- Born: 1955
- Occupation: Politician

= Jakob Büchel =

Liechtenstein politician

Jakob Büchel (born 1955) is a politician from Liechtenstein and the former leader of the Patriotic Union (VU). Büchel was named leader of the VU on 26 September 2011 at a party convention in Balzers, to succeed then-leader Adolf Heeb.

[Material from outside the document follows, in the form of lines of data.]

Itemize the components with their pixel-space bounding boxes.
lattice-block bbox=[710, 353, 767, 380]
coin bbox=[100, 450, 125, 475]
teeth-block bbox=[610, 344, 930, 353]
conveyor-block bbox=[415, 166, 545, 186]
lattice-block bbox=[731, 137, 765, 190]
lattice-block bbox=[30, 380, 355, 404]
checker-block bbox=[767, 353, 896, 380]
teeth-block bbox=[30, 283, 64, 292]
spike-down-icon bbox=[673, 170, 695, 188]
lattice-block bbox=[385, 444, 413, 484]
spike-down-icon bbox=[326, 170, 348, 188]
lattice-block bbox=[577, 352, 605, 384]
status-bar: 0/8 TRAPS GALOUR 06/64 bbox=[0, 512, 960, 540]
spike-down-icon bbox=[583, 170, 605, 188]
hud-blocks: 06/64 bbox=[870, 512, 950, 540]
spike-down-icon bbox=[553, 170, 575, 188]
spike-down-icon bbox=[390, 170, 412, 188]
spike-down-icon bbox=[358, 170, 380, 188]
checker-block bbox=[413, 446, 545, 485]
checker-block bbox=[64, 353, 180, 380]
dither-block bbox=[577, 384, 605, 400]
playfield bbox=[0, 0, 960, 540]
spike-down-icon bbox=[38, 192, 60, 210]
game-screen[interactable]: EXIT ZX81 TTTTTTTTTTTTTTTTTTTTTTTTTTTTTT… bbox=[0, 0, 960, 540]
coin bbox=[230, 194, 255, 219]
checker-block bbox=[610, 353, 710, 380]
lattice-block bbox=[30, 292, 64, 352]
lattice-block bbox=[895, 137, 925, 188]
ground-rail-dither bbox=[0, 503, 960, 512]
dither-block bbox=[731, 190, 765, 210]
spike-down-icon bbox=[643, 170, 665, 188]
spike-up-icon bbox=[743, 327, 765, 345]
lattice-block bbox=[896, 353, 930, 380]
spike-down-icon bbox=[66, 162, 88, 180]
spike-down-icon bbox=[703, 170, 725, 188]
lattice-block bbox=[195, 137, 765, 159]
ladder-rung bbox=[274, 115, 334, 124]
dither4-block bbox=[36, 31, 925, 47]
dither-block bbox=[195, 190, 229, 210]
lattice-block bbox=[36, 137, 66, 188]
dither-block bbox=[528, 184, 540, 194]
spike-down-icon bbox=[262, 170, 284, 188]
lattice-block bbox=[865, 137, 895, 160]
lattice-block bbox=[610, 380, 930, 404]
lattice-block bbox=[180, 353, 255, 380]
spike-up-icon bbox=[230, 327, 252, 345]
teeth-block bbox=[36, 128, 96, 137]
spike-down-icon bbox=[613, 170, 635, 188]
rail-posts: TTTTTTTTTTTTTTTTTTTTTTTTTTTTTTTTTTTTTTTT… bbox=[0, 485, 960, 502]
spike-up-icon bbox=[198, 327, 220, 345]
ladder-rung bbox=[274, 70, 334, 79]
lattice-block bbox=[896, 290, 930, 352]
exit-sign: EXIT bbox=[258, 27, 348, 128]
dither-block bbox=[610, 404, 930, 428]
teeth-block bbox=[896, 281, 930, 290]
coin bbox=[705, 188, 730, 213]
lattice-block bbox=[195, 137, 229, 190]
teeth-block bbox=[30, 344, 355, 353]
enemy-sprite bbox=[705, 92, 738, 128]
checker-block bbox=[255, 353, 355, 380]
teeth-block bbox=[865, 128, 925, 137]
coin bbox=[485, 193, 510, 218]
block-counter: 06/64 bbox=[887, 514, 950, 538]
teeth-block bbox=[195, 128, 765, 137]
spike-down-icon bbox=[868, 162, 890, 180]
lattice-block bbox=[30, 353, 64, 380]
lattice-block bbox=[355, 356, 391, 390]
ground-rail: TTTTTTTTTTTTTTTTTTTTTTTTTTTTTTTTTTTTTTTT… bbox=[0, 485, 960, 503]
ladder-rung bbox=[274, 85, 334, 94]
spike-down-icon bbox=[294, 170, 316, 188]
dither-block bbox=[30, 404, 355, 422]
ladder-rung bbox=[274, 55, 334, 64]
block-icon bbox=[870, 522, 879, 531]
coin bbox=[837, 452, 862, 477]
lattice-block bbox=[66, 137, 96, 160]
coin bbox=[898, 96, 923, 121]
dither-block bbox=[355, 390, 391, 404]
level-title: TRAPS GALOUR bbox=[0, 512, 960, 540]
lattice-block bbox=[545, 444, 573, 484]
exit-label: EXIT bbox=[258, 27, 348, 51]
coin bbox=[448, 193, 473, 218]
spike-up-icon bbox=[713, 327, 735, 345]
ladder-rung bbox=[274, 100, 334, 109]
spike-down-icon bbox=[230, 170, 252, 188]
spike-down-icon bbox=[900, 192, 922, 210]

Prior to his election as party leader, Büchel was active in municipal politics. He served as the Gemeindevorsteher (Mayor) of the municipality of Ruggell from 1999 to 2007. From 2008 to 2011 he was president of the Liechtenstein Sports Commission.

==Biography==
Büchel grew up in a farming family with eight siblings. He completed a commercial apprenticeship at the Liechtensteinische Landesbank, then graduated with a federal banking diploma and attended management courses. From 1973 to 1999 he was employed by the LLB (from 1992 as Vice Director), and from 2008 to 2011 by the Office of Economic Affairs. Büchel was a member of the local council from 1987 to 1995 and was mayor of Ruggell from 1999 to 2007.

At the VU party congress in Balzers on September 26, 2011, Büchel was elected to succeed Adolf Heeb. From 2008 to 2011, he was president of the Liechtenstein Sports Commission. In November 2015, he was succeeded as party president by Günther Fritz.